If you haven't watched the Bucket List, the movie gods demand that you do so immediately.
Like the many pieces of modern art that has been discussed in this contemptuous journal, this author would be damned if the philosophy encased within the thick lines of cinematography and dialog were not explored.
The premise seemed simple enough, two men about to die making a list of things (mostly reckless activities) before they "Kicked the Bucket". As one can easily surmise, this movie was just ripe with realizations and epiphanies packaged in either tear jerking moments or witty exchanges.
One could go on and just post a review but that's not the point now isn't it? Two quotes from other masterpieces of contemporary art kept popping up into my mind while watching this movie. "A Man's mortality is a compass that points his way in life." The quote, which is taken from Trias the Betrayer from the game Planescape: Torment, further illustrates that when we are faced with the inescapable truth of our own demise, we get direction. Why else are people rushing to gain riches or garner treasures whether they are physical or otherwise? While one can argue that this is not the consistent case with regards to the two main characters of the Bucket List, a closer look would tell you that they do indeed ascribe to this, the only difference being that after being faced with a clear time limit to their mortality, Morgan Freeman and Jack Nicholson's characters let go of the fear of losing their way, and in the case of Freeman, there is a scene that illustrates this clearer.

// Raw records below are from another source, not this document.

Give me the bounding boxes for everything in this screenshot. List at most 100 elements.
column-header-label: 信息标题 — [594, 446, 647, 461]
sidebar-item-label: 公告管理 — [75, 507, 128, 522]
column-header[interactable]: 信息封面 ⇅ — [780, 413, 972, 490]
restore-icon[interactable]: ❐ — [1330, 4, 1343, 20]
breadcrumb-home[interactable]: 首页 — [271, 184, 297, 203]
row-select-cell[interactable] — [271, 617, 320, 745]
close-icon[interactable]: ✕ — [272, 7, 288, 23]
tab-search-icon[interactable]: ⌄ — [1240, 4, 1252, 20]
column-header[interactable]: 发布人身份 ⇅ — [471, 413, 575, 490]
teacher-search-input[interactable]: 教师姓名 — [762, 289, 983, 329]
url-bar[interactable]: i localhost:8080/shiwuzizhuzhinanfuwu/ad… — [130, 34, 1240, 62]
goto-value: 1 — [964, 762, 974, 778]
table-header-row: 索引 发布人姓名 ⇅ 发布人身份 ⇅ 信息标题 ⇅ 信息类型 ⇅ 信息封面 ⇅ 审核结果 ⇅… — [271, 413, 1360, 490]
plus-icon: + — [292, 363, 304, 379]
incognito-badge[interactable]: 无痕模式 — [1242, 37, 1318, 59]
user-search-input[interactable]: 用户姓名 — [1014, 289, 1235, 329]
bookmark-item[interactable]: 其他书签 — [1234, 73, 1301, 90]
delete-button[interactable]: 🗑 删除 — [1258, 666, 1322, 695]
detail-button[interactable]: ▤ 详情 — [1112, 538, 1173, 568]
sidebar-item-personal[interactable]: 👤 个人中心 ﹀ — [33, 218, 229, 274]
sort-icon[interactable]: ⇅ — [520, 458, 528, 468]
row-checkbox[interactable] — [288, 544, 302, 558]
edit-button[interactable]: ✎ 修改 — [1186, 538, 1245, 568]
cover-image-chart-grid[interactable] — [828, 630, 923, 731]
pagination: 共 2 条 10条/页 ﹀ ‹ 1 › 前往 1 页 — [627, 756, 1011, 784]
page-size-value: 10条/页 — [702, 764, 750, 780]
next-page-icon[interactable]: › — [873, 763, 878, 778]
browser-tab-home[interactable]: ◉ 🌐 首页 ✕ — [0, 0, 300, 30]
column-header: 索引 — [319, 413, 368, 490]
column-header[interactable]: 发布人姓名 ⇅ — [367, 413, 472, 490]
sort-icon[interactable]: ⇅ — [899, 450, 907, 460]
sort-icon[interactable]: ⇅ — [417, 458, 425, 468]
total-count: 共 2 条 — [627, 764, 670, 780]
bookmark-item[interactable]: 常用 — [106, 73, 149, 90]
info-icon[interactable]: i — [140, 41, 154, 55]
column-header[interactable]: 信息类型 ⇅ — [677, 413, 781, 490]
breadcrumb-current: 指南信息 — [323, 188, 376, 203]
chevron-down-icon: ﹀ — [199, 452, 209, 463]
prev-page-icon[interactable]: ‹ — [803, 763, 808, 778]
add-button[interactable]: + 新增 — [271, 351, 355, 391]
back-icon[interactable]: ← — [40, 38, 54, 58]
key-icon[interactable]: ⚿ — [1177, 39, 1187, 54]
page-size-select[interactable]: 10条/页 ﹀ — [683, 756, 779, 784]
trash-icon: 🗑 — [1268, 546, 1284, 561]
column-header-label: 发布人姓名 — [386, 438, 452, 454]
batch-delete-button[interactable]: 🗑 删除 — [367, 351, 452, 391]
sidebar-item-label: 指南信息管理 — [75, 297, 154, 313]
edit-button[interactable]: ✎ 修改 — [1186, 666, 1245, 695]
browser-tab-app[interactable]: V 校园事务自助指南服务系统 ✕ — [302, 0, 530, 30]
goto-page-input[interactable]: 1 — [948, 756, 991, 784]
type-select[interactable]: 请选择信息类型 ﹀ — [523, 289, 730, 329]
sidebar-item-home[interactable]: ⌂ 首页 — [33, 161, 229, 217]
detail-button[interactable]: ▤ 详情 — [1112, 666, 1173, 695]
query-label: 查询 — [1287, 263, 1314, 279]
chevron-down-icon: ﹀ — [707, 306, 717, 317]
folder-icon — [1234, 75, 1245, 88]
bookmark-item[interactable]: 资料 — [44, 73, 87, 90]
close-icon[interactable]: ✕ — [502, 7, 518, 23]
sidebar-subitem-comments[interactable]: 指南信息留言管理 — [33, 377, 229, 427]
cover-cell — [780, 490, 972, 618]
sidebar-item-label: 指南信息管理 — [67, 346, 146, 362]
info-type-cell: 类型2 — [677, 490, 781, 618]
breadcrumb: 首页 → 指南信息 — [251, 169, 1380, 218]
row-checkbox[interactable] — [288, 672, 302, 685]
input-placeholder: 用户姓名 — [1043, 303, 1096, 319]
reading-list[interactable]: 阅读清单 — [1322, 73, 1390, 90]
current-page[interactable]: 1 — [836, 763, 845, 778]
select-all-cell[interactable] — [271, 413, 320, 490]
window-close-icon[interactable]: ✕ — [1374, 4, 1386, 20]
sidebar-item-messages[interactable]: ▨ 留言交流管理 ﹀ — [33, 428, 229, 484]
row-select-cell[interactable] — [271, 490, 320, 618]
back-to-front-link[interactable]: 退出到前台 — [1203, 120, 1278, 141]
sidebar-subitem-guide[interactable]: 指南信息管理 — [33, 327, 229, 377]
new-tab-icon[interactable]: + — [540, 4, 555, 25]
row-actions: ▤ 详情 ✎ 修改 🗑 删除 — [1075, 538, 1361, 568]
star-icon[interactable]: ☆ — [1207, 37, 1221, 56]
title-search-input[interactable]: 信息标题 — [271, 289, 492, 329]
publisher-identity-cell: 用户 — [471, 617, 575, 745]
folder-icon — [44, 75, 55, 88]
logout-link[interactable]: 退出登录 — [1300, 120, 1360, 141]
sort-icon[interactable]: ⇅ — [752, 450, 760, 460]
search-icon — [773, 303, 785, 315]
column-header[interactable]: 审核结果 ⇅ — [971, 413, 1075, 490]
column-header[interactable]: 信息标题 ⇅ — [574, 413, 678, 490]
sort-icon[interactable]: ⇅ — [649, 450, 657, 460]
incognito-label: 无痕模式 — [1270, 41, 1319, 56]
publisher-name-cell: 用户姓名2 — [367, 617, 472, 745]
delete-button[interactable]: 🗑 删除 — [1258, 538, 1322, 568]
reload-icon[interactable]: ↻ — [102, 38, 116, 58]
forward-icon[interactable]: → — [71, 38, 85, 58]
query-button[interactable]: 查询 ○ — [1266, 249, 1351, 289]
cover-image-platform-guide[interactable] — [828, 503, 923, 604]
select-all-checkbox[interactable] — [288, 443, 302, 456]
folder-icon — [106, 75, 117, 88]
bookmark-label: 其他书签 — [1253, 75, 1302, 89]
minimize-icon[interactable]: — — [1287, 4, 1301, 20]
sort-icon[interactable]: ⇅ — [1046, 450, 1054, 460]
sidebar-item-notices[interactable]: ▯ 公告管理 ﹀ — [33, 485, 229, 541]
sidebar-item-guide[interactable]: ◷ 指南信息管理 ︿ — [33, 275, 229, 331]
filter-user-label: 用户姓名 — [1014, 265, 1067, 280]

The second quote was actually an answer when a friend once asked what makes me happy: "Life... is strength. That is not to be contested; it seems logical enough. You live; you affect your world." The main antagonist for the second installation of the Baldur's Gate series is perhaps, contradictory to the nature of the plot. Then again, supporting characters and the main protagonists themselves illustrate just how living and the influence that comes with it is such a powerful force.
It was probably intentional that certain life inquiries like those of love, faith, logic and perception were thinly veiled in character dialog. Were we really watching a simple story, or a reflection of our thoughts with regards to living and dying? Such queries may not hit home immediately to some people, but for someone who has lost a loved one, these reflections become quite evident.